BANTUL (voa-islam.com)--Pembangunan Amal Usaha Muhammadiyah (AUM) terus tak kenal henti. Ketua Umum PP Muhammadiyah Haeder Nashir pun hampir tidak ada waktu luang selain untuk melakukan peresemian-peresmian atau peletakan batu pertama pembangunan AUM di berbagai daerah di Indonesia.
Haedear mengajak agar spirit ini jangan sampai padam. “Nah, spirit ini tidak boleh padam dalam perjuangan apapun, membangun masjid, sekolah, bahkan dalam kehidupan kebangsaan. Dan kehidupan kebagsaan juga perlu spiritualitas itu,” tutur Haedar, Senin (31/10) di acara Peresmian Masjid Husnul Khatimah, Kasihan Bantul dilansir laman Muhammadiyah.or.id.
Haedar tak menampik jika ada warga Muhammadiyah yang selalu bersemangat membangun dan berlelah-lelah beramal shalih nyata di Muhammadiyah. Bagi masyarakat modern mungkin hal ini tidak masuk akal.
“Ketika kita bergerak di Muhammadiyah ada juga yang khoriqul adab dari pagi sampai sore sampai seterusnya. Kalau dipikir-pikir juga ngapain seorang dokter mau menjadi takmir masjid dan seterusnya, banyak seperti itu, kita juga sama, itu ada nilai, ada value yang berharga dari diri kita yang menggerakkan kita menginfaq-sedekah,” ungkapnya.
Meski dengan banyaknya proyek pembangunan AUM untuk kemanfaatan yang luas dan lebih baik, Haedar Nashir mengingatkan kepada warga Muhammadiyah supaya dalam bersedekah tidak dengan cara yang ekstrim seperti yang diajarkan oleh salah satu ustadz kondang tanah air.
Menurutnya, sikap ekstrim dalam segala hal itu tidak baik, termasuk dalam berzakat, infaq dan sedekah.
Dalam pandangan Haedar, memang sedekah banyak itu baik, tapi harus ada perhitungan lain, sebab dalam harta yang dimiliki itu juga ada hak bagi keluarga dan seterusnya. Oleh karena itu, harus proporsional dengan tidak menegasikan kewajiban zakat itu sendiri atau membelanjakan harta di jalan Allah SWT.

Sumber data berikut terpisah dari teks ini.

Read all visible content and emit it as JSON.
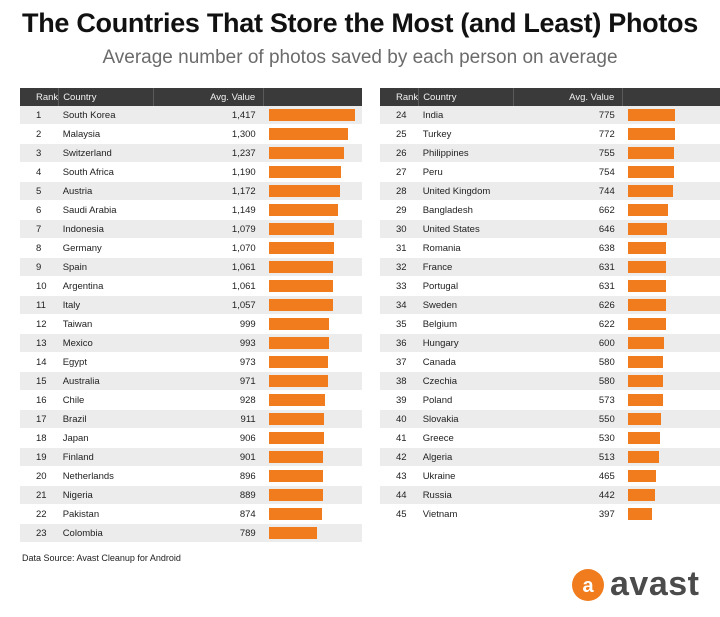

“Gerakan kita menginfaq shadaqahkan apa yang kita miliki atau bahkan mungkin sebagian besar yang kita miliki, tapi kalau seluruhnya tidak boleh. Kalau kita dapat rejeki dari Allah kita manfaatkan untuk keperluan kita lalu sebagian untuk berinfaq bersedekah,” imbuhnya.

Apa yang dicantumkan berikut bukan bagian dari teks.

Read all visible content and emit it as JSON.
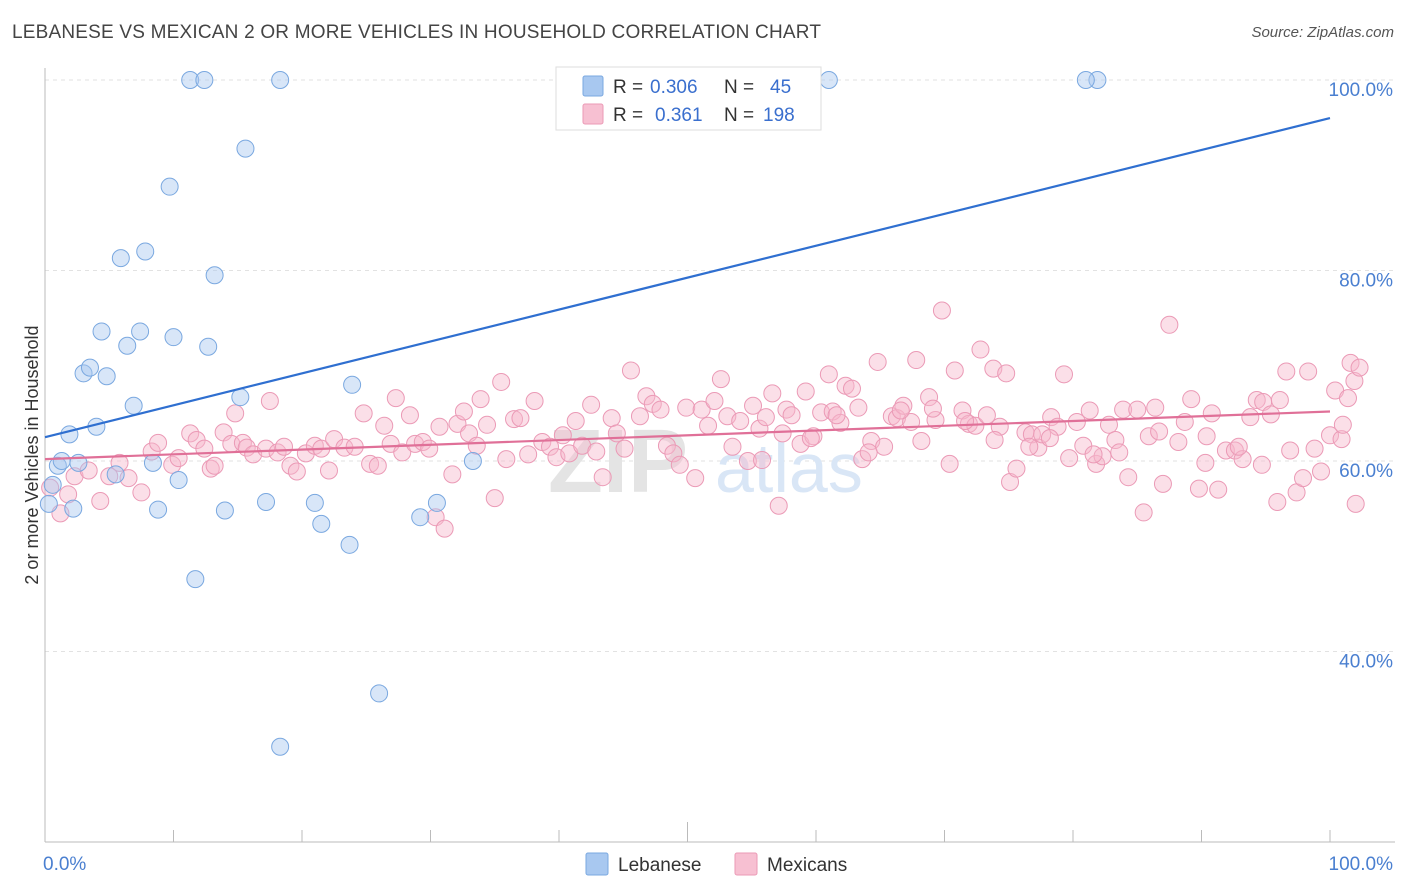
{
  "title": "LEBANESE VS MEXICAN 2 OR MORE VEHICLES IN HOUSEHOLD CORRELATION CHART",
  "source": "Source: ZipAtlas.com",
  "watermark": {
    "zip": "ZIP",
    "atlas": "atlas"
  },
  "legend": {
    "r_label": "R =",
    "n_label": "N =",
    "lebanese": {
      "r": "0.306",
      "n": "45"
    },
    "mexicans": {
      "r": "0.361",
      "n": "198"
    }
  },
  "chart_data": {
    "type": "scatter",
    "title": "LEBANESE VS MEXICAN 2 OR MORE VEHICLES IN HOUSEHOLD CORRELATION CHART",
    "xlabel": "",
    "ylabel": "2 or more Vehicles in Household",
    "xlim": [
      0,
      100
    ],
    "ylim": [
      20,
      100
    ],
    "x_tick_labels": [
      "0.0%",
      "100.0%"
    ],
    "y_tick_labels": [
      "40.0%",
      "60.0%",
      "80.0%",
      "100.0%"
    ],
    "y_ticks": [
      40,
      60,
      80,
      100
    ],
    "grid": true,
    "legend_position": "top-center",
    "colors": {
      "lebanese": "#a8c8f0",
      "lebanese_line": "#2f6fd0",
      "mexicans": "#f7b9cc",
      "mexicans_line": "#e07098"
    },
    "series": [
      {
        "name": "Lebanese",
        "trend": {
          "x": [
            0,
            100
          ],
          "y": [
            62.5,
            96
          ]
        },
        "points": [
          [
            0.3,
            55.5
          ],
          [
            0.6,
            57.5
          ],
          [
            1,
            59.5
          ],
          [
            1.3,
            60
          ],
          [
            1.9,
            62.8
          ],
          [
            2.2,
            55
          ],
          [
            2.6,
            59.8
          ],
          [
            3,
            69.2
          ],
          [
            3.5,
            69.8
          ],
          [
            4,
            63.6
          ],
          [
            4.4,
            73.6
          ],
          [
            4.8,
            68.9
          ],
          [
            5.5,
            58.6
          ],
          [
            5.9,
            81.3
          ],
          [
            6.4,
            72.1
          ],
          [
            6.9,
            65.8
          ],
          [
            7.4,
            73.6
          ],
          [
            7.8,
            82
          ],
          [
            8.4,
            59.8
          ],
          [
            8.8,
            54.9
          ],
          [
            9.7,
            88.8
          ],
          [
            10,
            73
          ],
          [
            10.4,
            58
          ],
          [
            11.3,
            100
          ],
          [
            11.7,
            47.6
          ],
          [
            12.4,
            100
          ],
          [
            12.7,
            72
          ],
          [
            13.2,
            79.5
          ],
          [
            14,
            54.8
          ],
          [
            15.2,
            66.7
          ],
          [
            15.6,
            92.8
          ],
          [
            17.2,
            55.7
          ],
          [
            18.3,
            100
          ],
          [
            18.3,
            30
          ],
          [
            21,
            55.6
          ],
          [
            21.5,
            53.4
          ],
          [
            23.7,
            51.2
          ],
          [
            23.9,
            68
          ],
          [
            26,
            35.6
          ],
          [
            29.2,
            54.1
          ],
          [
            30.5,
            55.6
          ],
          [
            33.3,
            60
          ],
          [
            81.9,
            100
          ],
          [
            81,
            100
          ],
          [
            61,
            100
          ]
        ]
      },
      {
        "name": "Mexicans",
        "trend": {
          "x": [
            0,
            100
          ],
          "y": [
            60.2,
            65.2
          ]
        },
        "points": [
          [
            0.4,
            57.2
          ],
          [
            1.2,
            54.5
          ],
          [
            1.8,
            56.5
          ],
          [
            2.3,
            58.4
          ],
          [
            3.4,
            59
          ],
          [
            4.3,
            55.8
          ],
          [
            5,
            58.4
          ],
          [
            5.8,
            59.8
          ],
          [
            6.5,
            58.2
          ],
          [
            7.5,
            56.7
          ],
          [
            8.3,
            61
          ],
          [
            8.8,
            61.9
          ],
          [
            9.9,
            59.6
          ],
          [
            10.4,
            60.3
          ],
          [
            11.3,
            62.9
          ],
          [
            11.8,
            62.2
          ],
          [
            12.4,
            61.3
          ],
          [
            12.9,
            59.2
          ],
          [
            13.2,
            59.5
          ],
          [
            13.9,
            63
          ],
          [
            14.5,
            61.8
          ],
          [
            14.8,
            65
          ],
          [
            15.4,
            61.9
          ],
          [
            15.7,
            61.4
          ],
          [
            16.2,
            60.7
          ],
          [
            17.2,
            61.3
          ],
          [
            17.5,
            66.3
          ],
          [
            18.1,
            60.9
          ],
          [
            18.6,
            61.5
          ],
          [
            19.1,
            59.5
          ],
          [
            19.6,
            58.9
          ],
          [
            20.3,
            60.8
          ],
          [
            21,
            61.6
          ],
          [
            21.5,
            61.3
          ],
          [
            22.1,
            59
          ],
          [
            22.5,
            62.3
          ],
          [
            23.3,
            61.4
          ],
          [
            24.1,
            61.5
          ],
          [
            24.8,
            65
          ],
          [
            25.3,
            59.7
          ],
          [
            25.9,
            59.5
          ],
          [
            26.4,
            63.7
          ],
          [
            26.9,
            61.8
          ],
          [
            27.3,
            66.6
          ],
          [
            27.8,
            60.9
          ],
          [
            28.4,
            64.8
          ],
          [
            28.8,
            61.8
          ],
          [
            29.4,
            62
          ],
          [
            29.9,
            61.3
          ],
          [
            30.4,
            54.1
          ],
          [
            30.7,
            63.6
          ],
          [
            31.1,
            52.9
          ],
          [
            31.7,
            58.6
          ],
          [
            32.1,
            63.9
          ],
          [
            32.6,
            65.2
          ],
          [
            33,
            62.9
          ],
          [
            33.6,
            61.6
          ],
          [
            33.9,
            66.5
          ],
          [
            34.4,
            63.8
          ],
          [
            35,
            56.1
          ],
          [
            35.5,
            68.3
          ],
          [
            35.9,
            60.2
          ],
          [
            36.5,
            64.4
          ],
          [
            37,
            64.5
          ],
          [
            37.6,
            60.7
          ],
          [
            38.1,
            66.3
          ],
          [
            38.7,
            62
          ],
          [
            39.3,
            61.5
          ],
          [
            39.8,
            60.4
          ],
          [
            40.3,
            62.7
          ],
          [
            40.8,
            60.8
          ],
          [
            41.3,
            64.2
          ],
          [
            41.8,
            61.6
          ],
          [
            42.5,
            65.9
          ],
          [
            42.9,
            61
          ],
          [
            43.4,
            58.3
          ],
          [
            44.1,
            64.5
          ],
          [
            44.5,
            62.9
          ],
          [
            45.1,
            61.3
          ],
          [
            45.6,
            69.5
          ],
          [
            46.3,
            64.7
          ],
          [
            46.8,
            66.8
          ],
          [
            47.3,
            66
          ],
          [
            47.9,
            65.4
          ],
          [
            48.4,
            61.6
          ],
          [
            48.9,
            60.8
          ],
          [
            49.4,
            59.6
          ],
          [
            49.9,
            65.6
          ],
          [
            50.6,
            58.2
          ],
          [
            51.1,
            65.4
          ],
          [
            51.6,
            63.7
          ],
          [
            52.1,
            66.3
          ],
          [
            52.6,
            68.6
          ],
          [
            53.1,
            64.7
          ],
          [
            53.5,
            61.5
          ],
          [
            54.1,
            64.2
          ],
          [
            54.7,
            60
          ],
          [
            55.1,
            65.8
          ],
          [
            55.6,
            63.4
          ],
          [
            56.1,
            64.6
          ],
          [
            56.6,
            67.1
          ],
          [
            57.1,
            55.3
          ],
          [
            57.7,
            65.4
          ],
          [
            58.1,
            64.8
          ],
          [
            58.8,
            61.8
          ],
          [
            59.2,
            67.3
          ],
          [
            59.8,
            62.6
          ],
          [
            60.4,
            65.1
          ],
          [
            61,
            69.1
          ],
          [
            61.3,
            65.2
          ],
          [
            61.9,
            64
          ],
          [
            62.3,
            67.9
          ],
          [
            62.8,
            67.6
          ],
          [
            63.3,
            65.6
          ],
          [
            63.6,
            60.2
          ],
          [
            64.3,
            62.1
          ],
          [
            64.8,
            70.4
          ],
          [
            65.3,
            61.5
          ],
          [
            65.9,
            64.7
          ],
          [
            66.3,
            64.5
          ],
          [
            66.8,
            65.8
          ],
          [
            67.4,
            64.1
          ],
          [
            67.8,
            70.6
          ],
          [
            68.2,
            62.1
          ],
          [
            68.8,
            66.7
          ],
          [
            69.3,
            64.3
          ],
          [
            69.8,
            75.8
          ],
          [
            70.4,
            59.7
          ],
          [
            70.8,
            69.5
          ],
          [
            71.4,
            65.3
          ],
          [
            71.9,
            63.9
          ],
          [
            72.4,
            63.7
          ],
          [
            72.8,
            71.7
          ],
          [
            73.3,
            64.8
          ],
          [
            73.8,
            69.7
          ],
          [
            74.3,
            63.6
          ],
          [
            74.8,
            69.2
          ],
          [
            75.1,
            57.8
          ],
          [
            75.6,
            59.2
          ],
          [
            76.3,
            63
          ],
          [
            76.8,
            62.8
          ],
          [
            77.3,
            61.4
          ],
          [
            77.6,
            62.8
          ],
          [
            78.3,
            64.6
          ],
          [
            78.8,
            63.6
          ],
          [
            79.3,
            69.1
          ],
          [
            79.7,
            60.3
          ],
          [
            80.3,
            64.1
          ],
          [
            80.8,
            61.6
          ],
          [
            81.3,
            65.3
          ],
          [
            81.8,
            59.7
          ],
          [
            82.3,
            60.5
          ],
          [
            82.8,
            63.8
          ],
          [
            83.3,
            62.2
          ],
          [
            83.9,
            65.4
          ],
          [
            84.3,
            58.3
          ],
          [
            85,
            65.4
          ],
          [
            85.5,
            54.6
          ],
          [
            85.9,
            62.6
          ],
          [
            86.4,
            65.6
          ],
          [
            87,
            57.6
          ],
          [
            87.5,
            74.3
          ],
          [
            88.2,
            62
          ],
          [
            88.7,
            64.1
          ],
          [
            89.2,
            66.5
          ],
          [
            89.8,
            57.1
          ],
          [
            90.3,
            59.8
          ],
          [
            90.8,
            65
          ],
          [
            91.3,
            57
          ],
          [
            91.9,
            61.1
          ],
          [
            92.6,
            61.1
          ],
          [
            93.2,
            60.2
          ],
          [
            93.8,
            64.6
          ],
          [
            94.3,
            66.4
          ],
          [
            94.8,
            66.2
          ],
          [
            95.4,
            64.9
          ],
          [
            96.1,
            66.4
          ],
          [
            96.9,
            61.1
          ],
          [
            97.4,
            56.7
          ],
          [
            97.9,
            58.2
          ],
          [
            98.3,
            69.4
          ],
          [
            98.8,
            61.3
          ],
          [
            99.3,
            58.9
          ],
          [
            100,
            62.7
          ],
          [
            100.4,
            67.4
          ],
          [
            100.9,
            62.3
          ],
          [
            101.4,
            66.6
          ],
          [
            102,
            55.5
          ],
          [
            101,
            63.8
          ],
          [
            101.6,
            70.3
          ],
          [
            101.9,
            68.4
          ],
          [
            102.3,
            69.8
          ],
          [
            96.6,
            69.4
          ],
          [
            95.9,
            55.7
          ],
          [
            94.7,
            59.6
          ],
          [
            92.9,
            61.5
          ],
          [
            90.4,
            62.6
          ],
          [
            86.7,
            63.1
          ],
          [
            83.6,
            60.9
          ],
          [
            81.6,
            60.7
          ],
          [
            78.2,
            62.4
          ],
          [
            76.6,
            61.5
          ],
          [
            73.9,
            62.2
          ],
          [
            71.6,
            64.2
          ],
          [
            69.1,
            65.5
          ],
          [
            66.6,
            65.3
          ],
          [
            64.1,
            60.9
          ],
          [
            61.6,
            64.8
          ],
          [
            59.6,
            62.4
          ],
          [
            57.4,
            62.9
          ],
          [
            55.8,
            60.1
          ]
        ]
      }
    ]
  },
  "bottom_legend": {
    "lebanese": "Lebanese",
    "mexicans": "Mexicans"
  }
}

Namun demikian, dalam berzakat, infaq dan sedekah tidak boleh diakal-akali. Harus sesuai dengan kondisinya. Jika penghasilannya atau hartanya banyak, tentu zakat, infaq dan sedekahnya juga banyak.
Pun bagi yang hartanya sedikit, harus proporsional, tidak kemudian menyedekahkan seluruh hartanya. Sebab, yang diterima oleh Allah SWT itu bukan nominalnya. Jadi bagi yang berkekurangan harta tidak perlu risau untuk tetap bersedekah.Beribadah kepada Allah SWT, baik itu melalui sedekah maupun ibadah-ibadah yang lain, imbuh Haedar, akan melahirkan etos hidup bagi seorang muslim.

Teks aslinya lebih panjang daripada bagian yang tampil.